Diabetic Retinopathy Clinical Research Network Focal/Grid Laser (Both Focal and Grid Treatment Are Applied When Laser for Diabetic Macular Edema is Considered)
Once focal/grid laser is initiated, retreatment with focal/grid laser was considered in the trial if 3 criteria were met (regardless of whether an injection was given), and these criteria are recommended for consideration in clinical practice as follows: 1) edema is threatening or involving the center of the macula (for the trial, this was defined specifically as OCT central subfield thickness ≥250 μm, edema within 500 μm of the center of the macula, edema associated with lipid within 500 μm of the center of the macula, or edema ≥1 disc area within 1 disc area of the center of the macula); 2) laser treatment is not yet “complete”; and 3) it has been at least 13 weeks since previous focal/grid laser treatment.
Example of DME Treatment Following the DRCR.net Retreatment Algorithm
An example of DME treatment following the DRCR.net retreatment algorithm is provided in Appendix 1, and .
A randomized clinical trial by the DRCR.net found that intravitreal ranibizumab therapy with either prompt or deferred (for at least 24 weeks) focal/grid laser provided better visual acuity outcomes compared with prompt laser alone through 2 years in eyes with vision impairment from center-involved DME. These outcomes have been confirmed in one smaller study utilizing bevacizumab with a slightly different retreatment algorithm and three other Phase 3 randomized clinical trials utilizing ranibizumab with other retreatment algorithms.8-10
The underlying rationale of the DRCR.net treatment algorithm for DME with intravitreal ranibizumab therapy requires monthly injections until an eye reaches “success” (the macular edema resolves or vision reached 20/20 or better); or until additional treatment is judged unlikely to be beneficial because of “no further improvement” compared with the previous visit(s) (edema improved after initiation of treatment, but eventually stabilized without reaching “success”); or an eye meets “failure” criteria (edema worsened or remained unaffected by treatment). Once ranibizumab is withheld, treatment could be resumed if macular edema recurs or worsens. If treatment is withheld and edema does not recur or worsen, the follow-up time could be doubled and if edema still does not recur or worsen, follow-up could be doubled again according to the study protocol.

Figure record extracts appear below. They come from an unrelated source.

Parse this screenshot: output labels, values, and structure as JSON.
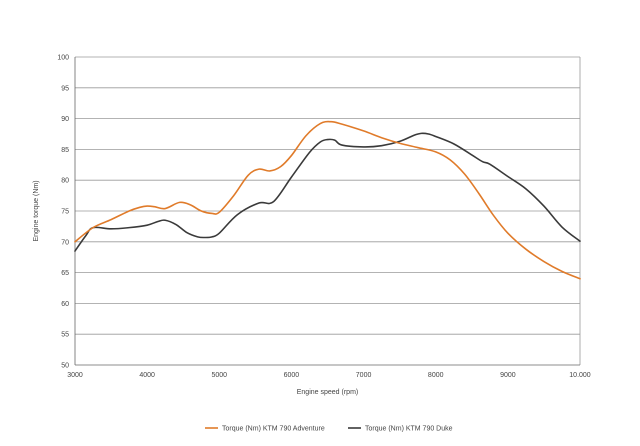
{
  "chart_data": {
    "type": "line",
    "xlabel": "Engine speed (rpm)",
    "ylabel": "Engine torque (Nm)",
    "xlim": [
      3000,
      10000
    ],
    "ylim": [
      50,
      100
    ],
    "x_ticks": [
      3000,
      4000,
      5000,
      6000,
      7000,
      8000,
      9000,
      10000
    ],
    "x_tick_labels": [
      "3000",
      "4000",
      "5000",
      "6000",
      "7000",
      "8000",
      "9000",
      "10.000"
    ],
    "y_ticks": [
      50,
      55,
      60,
      65,
      70,
      75,
      80,
      85,
      90,
      95,
      100
    ],
    "y_tick_labels": [
      "50",
      "55",
      "60",
      "65",
      "70",
      "75",
      "80",
      "85",
      "90",
      "95",
      "100"
    ],
    "grid": "horizontal",
    "legend_position": "bottom",
    "series": [
      {
        "name": "Torque (Nm) KTM 790 Adventure",
        "color": "#e07b2a",
        "x": [
          3000,
          3250,
          3500,
          3750,
          3900,
          4000,
          4100,
          4250,
          4450,
          4600,
          4750,
          4900,
          5000,
          5200,
          5400,
          5550,
          5700,
          5850,
          6000,
          6200,
          6400,
          6550,
          6700,
          7000,
          7250,
          7500,
          7750,
          8000,
          8200,
          8400,
          8600,
          8800,
          9000,
          9250,
          9500,
          9750,
          10000
        ],
        "y": [
          70.0,
          72.3,
          73.6,
          75.0,
          75.6,
          75.8,
          75.7,
          75.4,
          76.4,
          76.0,
          75.0,
          74.6,
          74.8,
          77.5,
          80.8,
          81.8,
          81.5,
          82.2,
          84.0,
          87.2,
          89.2,
          89.5,
          89.1,
          88.0,
          86.9,
          86.0,
          85.3,
          84.6,
          83.3,
          81.0,
          77.8,
          74.3,
          71.4,
          68.8,
          66.8,
          65.2,
          64.0
        ]
      },
      {
        "name": "Torque (Nm) KTM 790 Duke",
        "color": "#3a3a3a",
        "x": [
          3000,
          3150,
          3250,
          3500,
          3750,
          4000,
          4150,
          4250,
          4400,
          4550,
          4700,
          4800,
          4900,
          5000,
          5250,
          5550,
          5750,
          6000,
          6250,
          6400,
          6500,
          6600,
          6700,
          7000,
          7250,
          7500,
          7700,
          7800,
          7900,
          8000,
          8250,
          8500,
          8650,
          8750,
          9000,
          9250,
          9500,
          9750,
          10000
        ],
        "y": [
          68.5,
          71.0,
          72.3,
          72.1,
          72.3,
          72.7,
          73.3,
          73.5,
          72.8,
          71.5,
          70.8,
          70.7,
          70.8,
          71.4,
          74.4,
          76.3,
          76.5,
          80.5,
          84.5,
          86.2,
          86.6,
          86.5,
          85.7,
          85.4,
          85.6,
          86.3,
          87.3,
          87.6,
          87.5,
          87.1,
          85.9,
          84.1,
          83.0,
          82.6,
          80.6,
          78.6,
          75.8,
          72.4,
          70.1
        ]
      }
    ]
  }
}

In the DRCR.net study evaluating ranibizumab for DME, focal/grid laser was combined initially with anti-VEGF treatment or deferred for at least 6 months. After that, it was considered if macular edema persisted or was not improving despite anti-VEGF treatment. Additional focal/grid laser can be added as often as every 4 months.
The treatment benefit obtained following the DRCR.net protocol was achieved with standardized feedback and guidance for intravitreal injections, focal/grid laser, and follow-up intervals using a DRCR.net web-based real time data entry system. The guidance from this system indicated whether treatment was required or could be given at investigator discretion. Duplication of the approach used within the infrastructure of this clinical trial may not be practical in clinical practice, but can be emulated fairly closely based on an understanding of the underlying rationale for the study protocol. To what degree modifications to the DRCR.net protocol in the absence of the web-based computer data entry system will result in different outcomes is unknown. Because a web-based algorithm is not feasible in many clinical practices, following the underlying principles used to develop that algorithm as interpreted and explained by the DRCR.net investigators in this report, may be a practical clinical alternative.